OMG, the spelling. Having done time as a copyeditor, I take a word geek's twisted (and very sad) pleasure in the booboos that make their way into the titles and sales descriptions. Even with Google a few keystrokes away, even with scans showing the actual labels properly spelled, even with eBay's logarithms working full tilt to right the wrongs of the actual or occasional dyslexics manning the keyboards on the vendors' side of the showroom, you still get your Dries Von Notens, Calvin Kliens, Ferragammos, and more, items that typically go down for far below market value, because buyers who keyword correctly could not possibly find them.

Shoe legend "Roger Vivien" is understandable, for, on the insole of the shoe, the scripty "r" of the surname could easily be misread as an "n". A similar misread on the seller's part got me a gorgeous silk Krizia dress for very little money at all, because the vendor didn't recognize the brand and thought the decorative K was simply that, decoration. The dress was sold as Rizia, I was the only bidder that bothered to show up. (Tip: keyword "vintage," "silk," and "made in Italy" and you won't need the designers' names at all).
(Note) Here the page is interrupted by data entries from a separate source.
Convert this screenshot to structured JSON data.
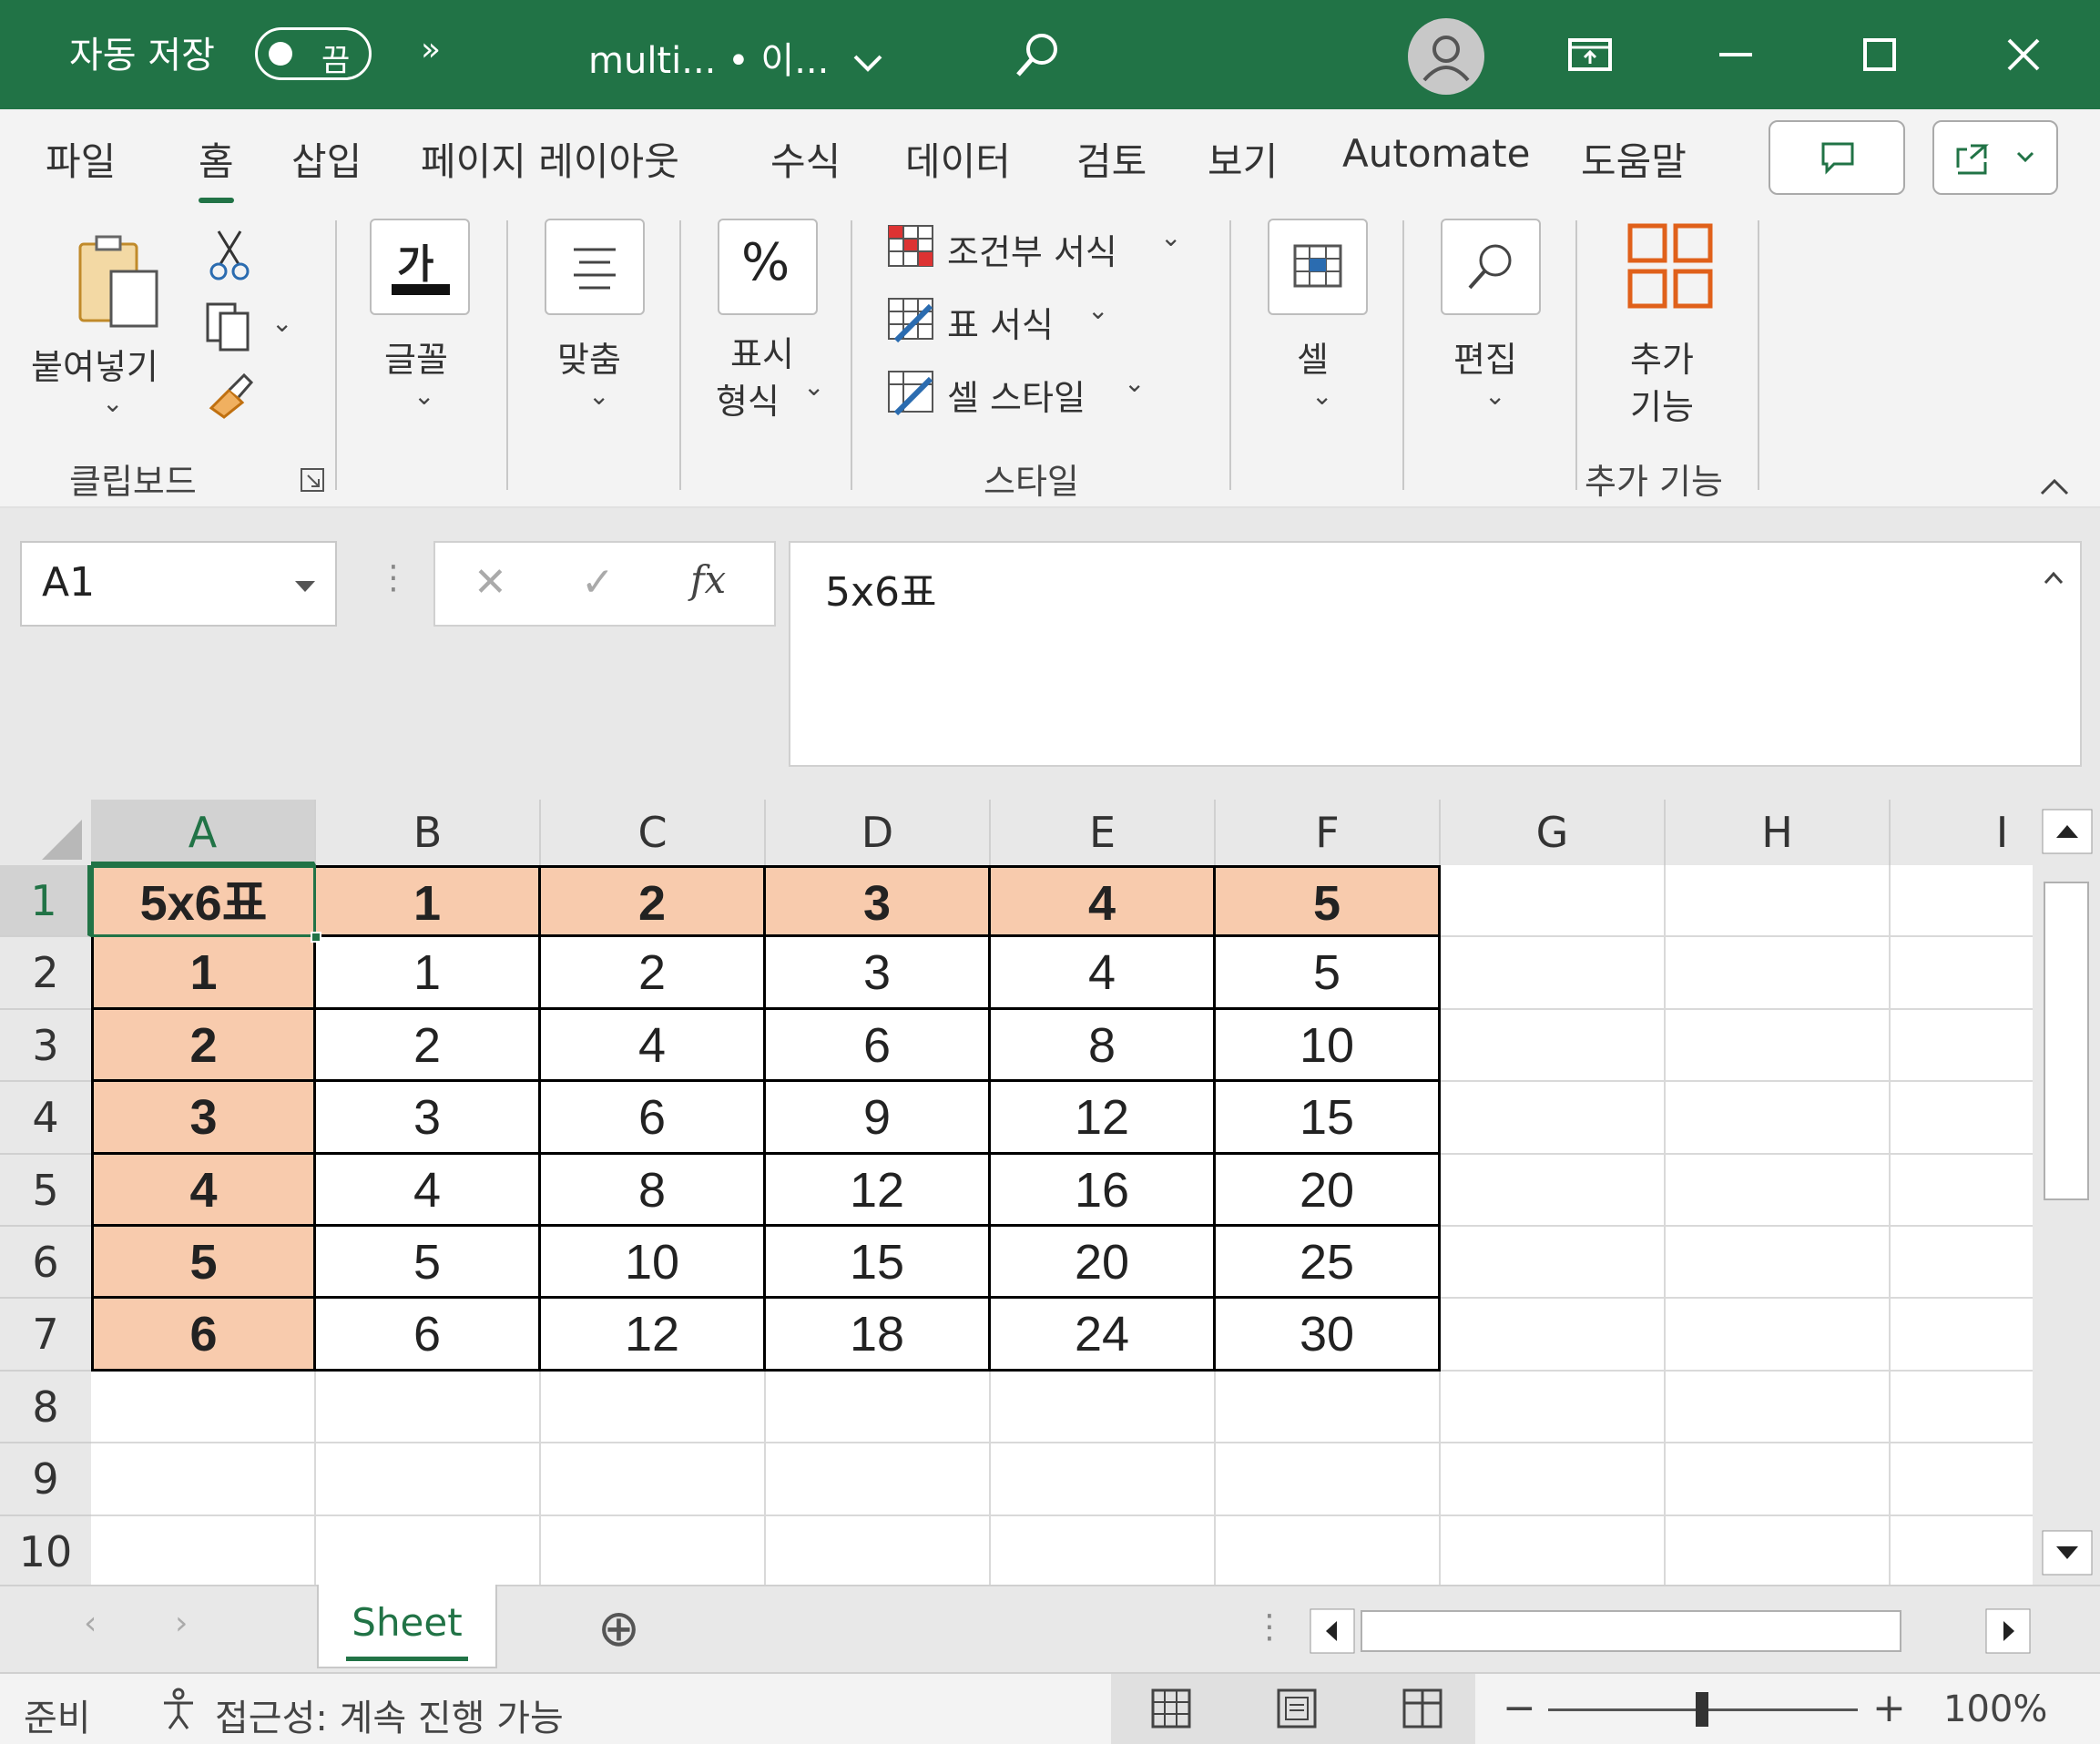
{
  "titlebar": {
    "autosave_label": "자동 저장",
    "autosave_state": "끔",
    "more": "»",
    "document_title": "multi... • 이...",
    "icons": [
      "search-icon",
      "account-icon",
      "ribbon-display-icon",
      "minimize-icon",
      "maximize-icon",
      "close-icon"
    ]
  },
  "ribbon": {
    "tabs": [
      "파일",
      "홈",
      "삽입",
      "페이지 레이아웃",
      "수식",
      "데이터",
      "검토",
      "보기",
      "Automate",
      "도움말"
    ],
    "active_tab": "홈",
    "clipboard": {
      "paste": "붙여넣기",
      "group": "클립보드"
    },
    "font": "글꼴",
    "font_glyph": "가",
    "alignment": "맞춤",
    "number": {
      "label1": "표시",
      "label2": "형식",
      "glyph": "%"
    },
    "styles": {
      "conditional": "조건부 서식",
      "table": "표 서식",
      "cell_style": "셀 스타일",
      "group": "스타일"
    },
    "cells": "셀",
    "editing": "편집",
    "addins": {
      "label1": "추가",
      "label2": "기능",
      "group": "추가 기능"
    }
  },
  "formula_bar": {
    "name_box": "A1",
    "content": "5x6표",
    "fx": "fx",
    "cancel": "✕",
    "enter": "✓"
  },
  "sheet": {
    "columns": [
      "A",
      "B",
      "C",
      "D",
      "E",
      "F",
      "G",
      "H",
      "I"
    ],
    "rows": [
      "1",
      "2",
      "3",
      "4",
      "5",
      "6",
      "7",
      "8",
      "9",
      "10"
    ],
    "selected_cell": "A1",
    "table": [
      [
        "5x6표",
        "1",
        "2",
        "3",
        "4",
        "5"
      ],
      [
        "1",
        "1",
        "2",
        "3",
        "4",
        "5"
      ],
      [
        "2",
        "2",
        "4",
        "6",
        "8",
        "10"
      ],
      [
        "3",
        "3",
        "6",
        "9",
        "12",
        "15"
      ],
      [
        "4",
        "4",
        "8",
        "12",
        "16",
        "20"
      ],
      [
        "5",
        "5",
        "10",
        "15",
        "20",
        "25"
      ],
      [
        "6",
        "6",
        "12",
        "18",
        "24",
        "30"
      ]
    ],
    "header_fill": "#f8cbad"
  },
  "sheet_tabs": {
    "active": "Sheet",
    "add": "⊕"
  },
  "status": {
    "ready": "준비",
    "accessibility": "접근성: 계속 진행 가능",
    "zoom": "100%",
    "zoom_minus": "−",
    "zoom_plus": "+"
  },
  "colors": {
    "brand": "#217346",
    "header_fill": "#f8cbad"
  }
}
If you're the sort that likes fishing around for bargains, try casting around with some badly spelled names. But do be sure that they're spelled right on the label, because if it's wrong there, it's a whole other story.


  1. It's funny isn't it - how all those school spelling tests of yore actually pay off today on Ebay - who'd have thunk it? Also having 'done time' in proofing, I have to admit I've taken advantage of poor spelling sellers. Trouble is that the more we text the more abbreviated words become the lingua franca. Are we are rapidly heading back to Neanderthal grunts? Oo-er that's another blog post!

  2. And even better - those sellers who don't know what treasure they have and mis-describe and tag it with desperate but wrong key words. Just bought a lovely 1960s tennis dress (Oh Wimbledon summers of my youth!)at rock bottom price because the seller had no idea what it was. (Do come over to Frock Me! Chelsea on 23 May if you can - I am now in the main hall and lots to show you!)

  3. A few years back a friend of mine got a 1940s Adrian suit on a $40 buy-it-now. The seller had it listed as "Gdhian." And I've bought a few Tina "Lesser" items.

    I've seen Emilio (Pucci) interpreted a dozen different ways!